Teen Scoliosis Patients Closer To Curve With Specialised Therapy

In Medical & Diagnostic

Anyone struggling with scoliosis understands all too well how painful the condition can be. People with scoliosis, an abnormal lateral curvature of the spine, are mostly adolescent and female. The most common signs of scoliosis include trunk and pelvis asymmetry, a rib and a lumbar hump, as well as a prominent shoulder and/or hip. As scoliosis progresses, the symptoms, such as back pain, problems breathing, osteoarthritis, psychological issues, and a decreased quality of life surface.

Now a new study from the University of Alberta’s Faculty of Rehabilitation Medicine into the therapeutic benefits of specialized physical therapy holds out fresh hope for teens suffering from the affliction.

The study showed teens with scoliosis that undergo specialized physical therapy exercises can improve the curve of the spine, muscle endurance and their quality of life.

As Sanja Schreiber from the University of Alberta explained, “Currently patients diagnosed with scoliosis are either monitored for progression, treated with a brace, or, in severe cases, offered surgery.” Schreiber went on to explain, Our study showed that 88 percent of patients who did the Schroth physiotherapeutic scoliosis-specific exercises showed improvements or prevented progression in their scoliosis curves over six months compared to 60 percent in the group receiving only standard of care.”

One of the participants in the study was 14-year-old Ava who has worn a brace for her scoliosis since she was 11. Thanks to the scoliosis-specific exercises, Ava has experienced less pain, enjoyed greater confidence and had more control over her own body. Ava summarised her experience as part of the study as being, “I don’t have to look like I’m crooked for the rest of my life. I now have control over my own body,” she said. “While my brace is very important, the exercises have helped me change my outlook on my condition.”

Published in PLOS ONE, the randomized control trial covered 50 adolescents with scoliosis aged 10 to 18 years with curves of 10 to 45 degrees. After six months of targeted physiotherapy, comprising 30 to 45 minutes of daily home and weekly-supervised sessions, 88 percent of patients either had improving curves or remained within 5 degrees of their baseline curve. During this time, the average curve amongst the control group participants deteriorated by 2.3 degrees.

“These short-term results are clinically significant and show that Schroth physiotherapy exercises could help many patients with scoliosis if this type of conservative management is added to the standard of care,” said Eric Parent, associate professor of physical therapy, Faculty of Rehabilitation Medicine.

Schreiber has spent most of her career looking conservative treatment that will correct scoliosis. “I’ve even tried general corrective exercises, yoga, and pilates,” she said. “It’s hard when a young teenager gets diagnosed with scoliosis and is told they will either wear a brace all the time or get surgery when the curve becomes severe enough, more than 45 degrees.”

Schreiber continued, “The current standard of care for smaller curves is very much ‘wait and see’ while parents and patients demand a more proactive approach. I’d like to encourage them to ‘try and see.’ Try Schroth and see if it helps. Not only in our study, but also in my clinical practice, I’ve seen so many teens who have experienced pain improvement and feel better overall with Schroth exercises. Also, they feel they are in control of their scoliosis, because the Schroth method teaches them how to stand, sit, walk, and do other daily activities correctly so that they can keep their best posture. It’s just better quality of life overall.”

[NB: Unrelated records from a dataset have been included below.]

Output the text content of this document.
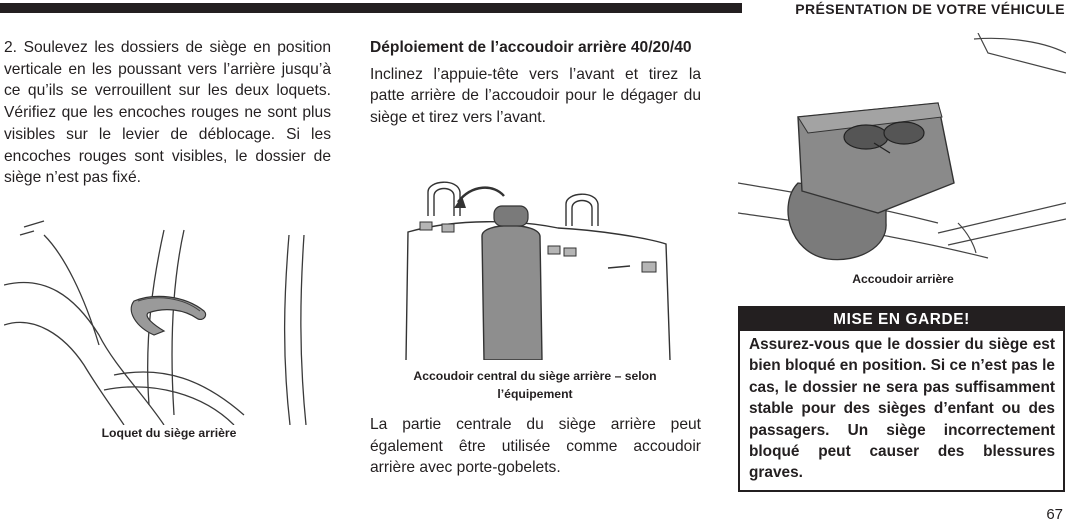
PRÉSENTATION DE VOTRE VÉHICULE

2. Soulevez les dossiers de siège en position verticale en les poussant vers l’arrière jusqu’à ce qu’ils se verrouillent sur les deux loquets. Vérifiez que les encoches rouges ne sont plus visibles sur le levier de déblocage. Si les encoches rouges sont visibles, le dossier de siège n’est pas fixé.

Loquet du siège arrière

Déploiement de l’accoudoir arrière 40/20/40

Inclinez l’appuie-tête vers l’avant et tirez la patte arrière de l’accoudoir pour le dégager du siège et tirez vers l’avant.

Accoudoir central du siège arrière – selon l’équipement

La partie centrale du siège arrière peut également être utilisée comme accoudoir arrière avec porte-gobelets.

Accoudoir arrière
MISE EN GARDE!
Assurez-vous que le dossier du siège est bien bloqué en position. Si ce n’est pas le cas, le dossier ne sera pas suffisamment stable pour des sièges d’enfant ou des passagers. Un siège incorrectement bloqué peut causer des blessures graves.
67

Ave wore a brace every day for over a year and experienced significant pain trying to hold herself upright. While the Schroth exercises were hard work, Ave thought the results of her effort were encouraging, “I used to get a lot of pain and felt really weak without my brace. Now I have gained strength and hold myself up with my own muscles,” she said.

The study also indicated the Schroth approach had positive effects on pain, body image, and muscle endurance. “The Schroth group showed improved muscle endurance by increasing the average holding time by 32.3 seconds after three months, while the controls increased by only 4.8 seconds,” said Parent.

For Ava, a shift in perspective was her take away from the experience, “I used to think I’d be this way forever and there’s nothing I can do to fix it. But now I have control over my own body, and I know I don’t have to feel that kind of pain for the rest of my life.”